Joseph Manuel María Joaquin Micheltorena y Llano (8 June 1804 – 7 September 1853) was a brigadier general and adjutant-general of the Mexican Army, governor of California, commandant-general and inspector of the department of Las Californias, then within Mexico. Micheltorena was the last non-Californian born Mexican governor, preceding the San Gabriel–born Pío Pico, the last provincial governor.

==Personal life==
Micheltorena was born in 1804 in Oaxaca City, Mexico, into a prominent Basque family. His parents were Army Captain Joseph Eusebio Micheltorena (who in 1819 was included among a list of notable foreigners in Mexico), and Catarina Gertrudis Llano. He was baptized at five days old at Oaxaca Cathedral. His grandparents were Joseph de Micheltorena (Mitxeltorena) and María Encarnación de Herrera (paternal), and Joseph Augustín de Llano and María Romero (maternal).

==Career==
Micheltorena was appointed governor of California by Mexican president Antonio López de Santa Anna, the territory's 9th, and served from 30 December 1842 until his ouster in 1845.

Micheltorena continued previous governors' policy of large land grants ("ranchos"), making 115 land grants in 1843 and 1844. He faced criticism, opposition, and eventually rebellion by the Californios who wanted local-born governors.

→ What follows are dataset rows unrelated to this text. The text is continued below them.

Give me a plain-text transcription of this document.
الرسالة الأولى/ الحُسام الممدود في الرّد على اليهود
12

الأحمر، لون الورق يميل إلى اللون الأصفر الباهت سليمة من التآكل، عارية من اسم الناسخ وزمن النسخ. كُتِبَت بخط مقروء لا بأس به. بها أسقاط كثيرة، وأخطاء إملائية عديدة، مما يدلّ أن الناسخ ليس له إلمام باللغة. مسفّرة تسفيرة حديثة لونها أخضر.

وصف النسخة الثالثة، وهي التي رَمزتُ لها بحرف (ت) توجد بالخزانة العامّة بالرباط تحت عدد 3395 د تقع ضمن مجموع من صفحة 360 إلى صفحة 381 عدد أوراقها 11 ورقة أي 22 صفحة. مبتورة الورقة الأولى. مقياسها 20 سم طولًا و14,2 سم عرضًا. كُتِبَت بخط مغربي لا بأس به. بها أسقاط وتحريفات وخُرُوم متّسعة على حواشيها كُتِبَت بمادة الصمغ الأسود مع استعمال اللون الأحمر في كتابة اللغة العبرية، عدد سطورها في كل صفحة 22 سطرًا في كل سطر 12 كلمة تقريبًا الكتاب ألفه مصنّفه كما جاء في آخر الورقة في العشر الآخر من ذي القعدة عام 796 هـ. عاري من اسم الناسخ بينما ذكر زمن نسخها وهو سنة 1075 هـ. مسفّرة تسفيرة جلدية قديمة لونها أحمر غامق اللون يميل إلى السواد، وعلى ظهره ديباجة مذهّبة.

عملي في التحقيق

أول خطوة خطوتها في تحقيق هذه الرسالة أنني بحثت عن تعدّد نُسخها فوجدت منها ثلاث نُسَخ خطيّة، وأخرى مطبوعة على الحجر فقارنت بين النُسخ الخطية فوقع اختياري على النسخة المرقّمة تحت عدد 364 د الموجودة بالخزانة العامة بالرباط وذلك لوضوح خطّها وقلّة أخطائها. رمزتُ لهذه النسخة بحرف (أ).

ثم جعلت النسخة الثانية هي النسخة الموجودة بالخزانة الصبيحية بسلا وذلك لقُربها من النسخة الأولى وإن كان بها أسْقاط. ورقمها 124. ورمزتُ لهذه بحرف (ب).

Micheltorena brought with him from Mexico a group of soldiers that included criminals, and who were derisively referred to by some as cholos, to enforce his policies. Micheltorena was defeated at the 1845 Battle of Providencia, left California, and was succeeded by Pío Pico as governor.

Micheltorena served as Brigadier-General, Chief of Staff to Antonio López de Santa Anna's Army of the North in the Mexican–American War in 1847. Micheltorena handled artillery at the Battle of La Angostura.